While both the NICs and dividend allowance measures were tabled as promoting fairness in sharing the tax burden, the influential Institute of Financial Studies criticised the dividend allowance changes although backed the NICs increases, despite commenting that the pre-election pledge not to raise taxes was ‘silly’. It remains to be seen whether these changes will pass through Parliament without amendment as the government has only a small majority of 17 MPs.
The self-employed, many of whom are divorced or separated clients, may face a double whammy. In addition to the NICs increases, the tightening up of legislation against tax avoidance schemes was confirmed. Family lawyers and other advisors will need to be careful to check their clients’ true tax exposure when completing disclosure of their financial disclosure.
It is anticipated that future Budgets will look to tax the increasing digital part of the economy. Those clients involved with this lucrative sector will be looking to plan ahead in terms of their investment decisions, albeit in these increasingly uncertain times, which will also impact on the structuring of financial settlements.

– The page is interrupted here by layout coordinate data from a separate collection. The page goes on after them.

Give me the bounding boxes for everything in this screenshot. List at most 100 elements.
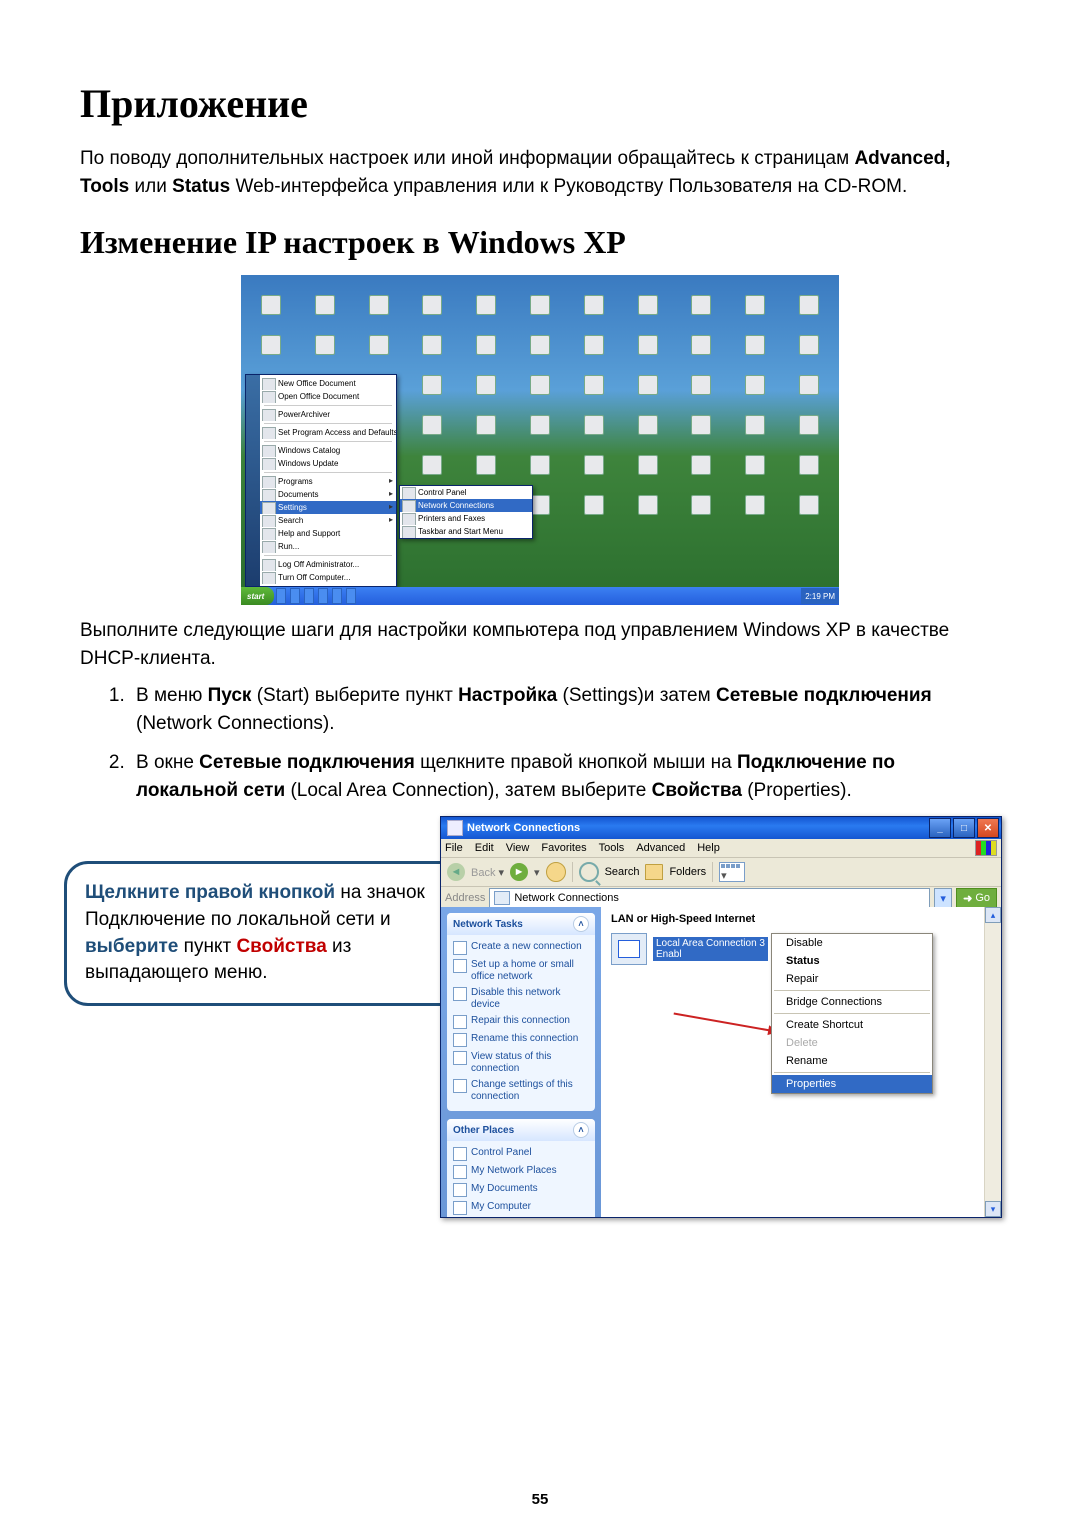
start-menu-item[interactable]: Windows Update <box>260 457 396 470</box>
address-field[interactable]: Network Connections <box>489 888 930 908</box>
start-menu-item[interactable]: Windows Catalog <box>260 444 396 457</box>
ctx-repair[interactable]: Repair <box>772 970 932 988</box>
connection-item[interactable]: Local Area Connection 3 Enabl <box>611 933 768 965</box>
submenu-taskbar[interactable]: Taskbar and Start Menu <box>400 525 532 538</box>
taskbar-button[interactable] <box>332 588 342 604</box>
start-menu-item-shutdown[interactable]: Turn Off Computer... <box>260 571 396 584</box>
ctx-bridge[interactable]: Bridge Connections <box>772 993 932 1011</box>
ctx-status[interactable]: Status <box>772 952 932 970</box>
menu-bar[interactable]: File Edit View Favorites Tools Advanced … <box>441 839 1001 858</box>
taskbar-button[interactable] <box>318 588 328 604</box>
start-menu-item-search[interactable]: Search <box>260 514 396 527</box>
taskbar[interactable]: start 2:19 PM <box>241 587 839 605</box>
submenu-network-connections[interactable]: Network Connections <box>400 499 532 512</box>
content-pane[interactable]: LAN or High-Speed Internet Local Area Co… <box>601 907 1001 1217</box>
place-link[interactable]: Control Panel <box>453 1145 589 1163</box>
start-menu-item-run[interactable]: Run... <box>260 540 396 553</box>
up-button[interactable] <box>546 862 566 882</box>
menu-advanced[interactable]: Advanced <box>636 842 685 854</box>
search-icon[interactable] <box>579 862 599 882</box>
task-link[interactable]: Create a new connection <box>453 939 589 957</box>
ctx-shortcut[interactable]: Create Shortcut <box>772 1016 932 1034</box>
place-icon <box>453 1201 467 1215</box>
step-text: В окне <box>136 752 199 773</box>
start-menu-item-documents[interactable]: Documents <box>260 488 396 501</box>
scroll-up-button[interactable]: ▴ <box>985 907 1001 923</box>
go-arrow-icon: ➜ <box>963 892 972 905</box>
connection-status: Enabl <box>656 949 765 960</box>
place-icon <box>453 1183 467 1197</box>
place-link[interactable]: My Documents <box>453 1181 589 1199</box>
menu-view[interactable]: View <box>506 842 530 854</box>
start-submenu-settings[interactable]: Control Panel Network Connections Printe… <box>399 485 533 539</box>
scroll-down-button[interactable]: ▾ <box>985 1201 1001 1217</box>
step-2: В окне Сетевые подключения щелкните прав… <box>130 749 1000 804</box>
back-label[interactable]: Back <box>471 866 504 879</box>
red-arrow-icon <box>674 1013 771 1032</box>
menu-tools[interactable]: Tools <box>599 842 625 854</box>
start-menu-item[interactable]: Set Program Access and Defaults <box>260 426 396 439</box>
ctx-properties[interactable]: Properties <box>772 1075 932 1093</box>
place-label: My Computer <box>471 1201 531 1213</box>
taskbar-button[interactable] <box>304 588 314 604</box>
address-dropdown-button[interactable]: ▾ <box>934 888 952 908</box>
context-menu[interactable]: Disable Status Repair Bridge Connections… <box>771 933 933 1094</box>
ctx-rename[interactable]: Rename <box>772 1052 932 1070</box>
task-label: Create a new connection <box>471 941 582 953</box>
minimize-button[interactable]: _ <box>929 818 951 838</box>
task-link[interactable]: Disable this network device <box>453 985 589 1013</box>
taskbar-button[interactable] <box>346 588 356 604</box>
place-icon <box>453 1165 467 1179</box>
go-button[interactable]: ➜Go <box>956 888 997 908</box>
task-link[interactable]: Rename this connection <box>453 1031 589 1049</box>
forward-dropdown[interactable] <box>534 866 540 879</box>
start-menu[interactable]: New Office Document Open Office Document… <box>245 374 397 587</box>
task-link[interactable]: Repair this connection <box>453 1013 589 1031</box>
chevron-up-icon[interactable]: ˄ <box>573 916 589 932</box>
menu-favorites[interactable]: Favorites <box>541 842 586 854</box>
submenu-printers[interactable]: Printers and Faxes <box>400 512 532 525</box>
panel-header[interactable]: Network Tasks <box>453 919 523 930</box>
search-label[interactable]: Search <box>605 866 640 878</box>
forward-button[interactable]: ► <box>510 863 528 881</box>
chevron-up-icon[interactable]: ˄ <box>573 1122 589 1138</box>
ctx-disable[interactable]: Disable <box>772 934 932 952</box>
menu-file[interactable]: File <box>445 842 463 854</box>
category-header: LAN or High-Speed Internet <box>601 907 1001 927</box>
close-button[interactable]: ✕ <box>977 818 999 838</box>
start-menu-item-programs[interactable]: Programs <box>260 475 396 488</box>
place-link[interactable]: My Computer <box>453 1199 589 1217</box>
start-menu-item-settings[interactable]: Settings <box>260 501 396 514</box>
step-text: щелкните правой кнопкой мыши на <box>420 752 737 773</box>
window-titlebar[interactable]: Network Connections _ □ ✕ <box>441 817 1001 839</box>
folders-icon[interactable] <box>645 864 663 880</box>
start-button[interactable]: start <box>241 587 274 605</box>
ctx-delete[interactable]: Delete <box>772 1034 932 1052</box>
start-menu-item[interactable]: PowerArchiver <box>260 408 396 421</box>
maximize-button[interactable]: □ <box>953 818 975 838</box>
toolbar[interactable]: ◄ Back ► Search Folders <box>441 858 1001 887</box>
folders-label[interactable]: Folders <box>669 866 706 878</box>
scrollbar[interactable]: ▴ ▾ <box>984 907 1001 1217</box>
connection-icon <box>611 933 647 965</box>
menu-edit[interactable]: Edit <box>475 842 494 854</box>
system-tray[interactable]: 2:19 PM <box>801 588 839 604</box>
start-menu-item-logoff[interactable]: Log Off Administrator... <box>260 558 396 571</box>
tray-clock: 2:19 PM <box>805 592 835 601</box>
back-button[interactable]: ◄ <box>447 863 465 881</box>
panel-header[interactable]: Other Places <box>453 1125 514 1136</box>
start-menu-item[interactable]: New Office Document <box>260 377 396 390</box>
submenu-control-panel[interactable]: Control Panel <box>400 486 532 499</box>
start-menu-item-help[interactable]: Help and Support <box>260 527 396 540</box>
task-link[interactable]: Change settings of this connection <box>453 1077 589 1105</box>
place-link[interactable]: My Network Places <box>453 1163 589 1181</box>
taskbar-button[interactable] <box>276 588 286 604</box>
start-menu-item[interactable]: Open Office Document <box>260 390 396 403</box>
task-link[interactable]: View status of this connection <box>453 1049 589 1077</box>
place-label: Control Panel <box>471 1147 532 1159</box>
step-bold: Пуск <box>208 685 252 706</box>
view-button[interactable] <box>719 862 745 882</box>
task-link[interactable]: Set up a home or small office network <box>453 957 589 985</box>
menu-help[interactable]: Help <box>697 842 720 854</box>
taskbar-button[interactable] <box>290 588 300 604</box>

Despite the annoyance expressed by much of the media, most commentators agree that the chancellor eschewed any significant changes. For example, the lack of significant change to pension tax relief means that divorcing individuals are still well placed to accumulate capital quickly and make a good recovery post-divorce from the economic shock caused by the separation of marital assets. For some time, there has been discussion about replacing marginal rate tax relief on pensions in favour of a flat rate circa 33 per cent, but that would be appear to be off the agenda for now.
In the absence of a revisit of the generous death benefits that are making Defined Benefit (DB) to Defined Contribution (DC) transfers popular, industry experts anticipate that the treatment of these pension schemes will continue to evolve.
Finally, one may expect that in future both the rates of corporation tax and capital gains tax may change, although the emphasis for now is on tax collection rather than tax relief or tax cuts.
Continued uncertainty about the direction of the British economy will no doubt mean that our clients remain cautious and reticent about change heightened by the impact of separation and divorce. However, the welcome statistical data about growth, coupled with the resilience in property prices means that there remains an opportunity for families to restructure their finances and rehouse.
Given the choppy waters ahead, family lawyers are well advised to keep in touch with tax and financial wealth advisors given the unpredictability that will continue for the foreseeable future caused by speculation and current geo-political uncertainty.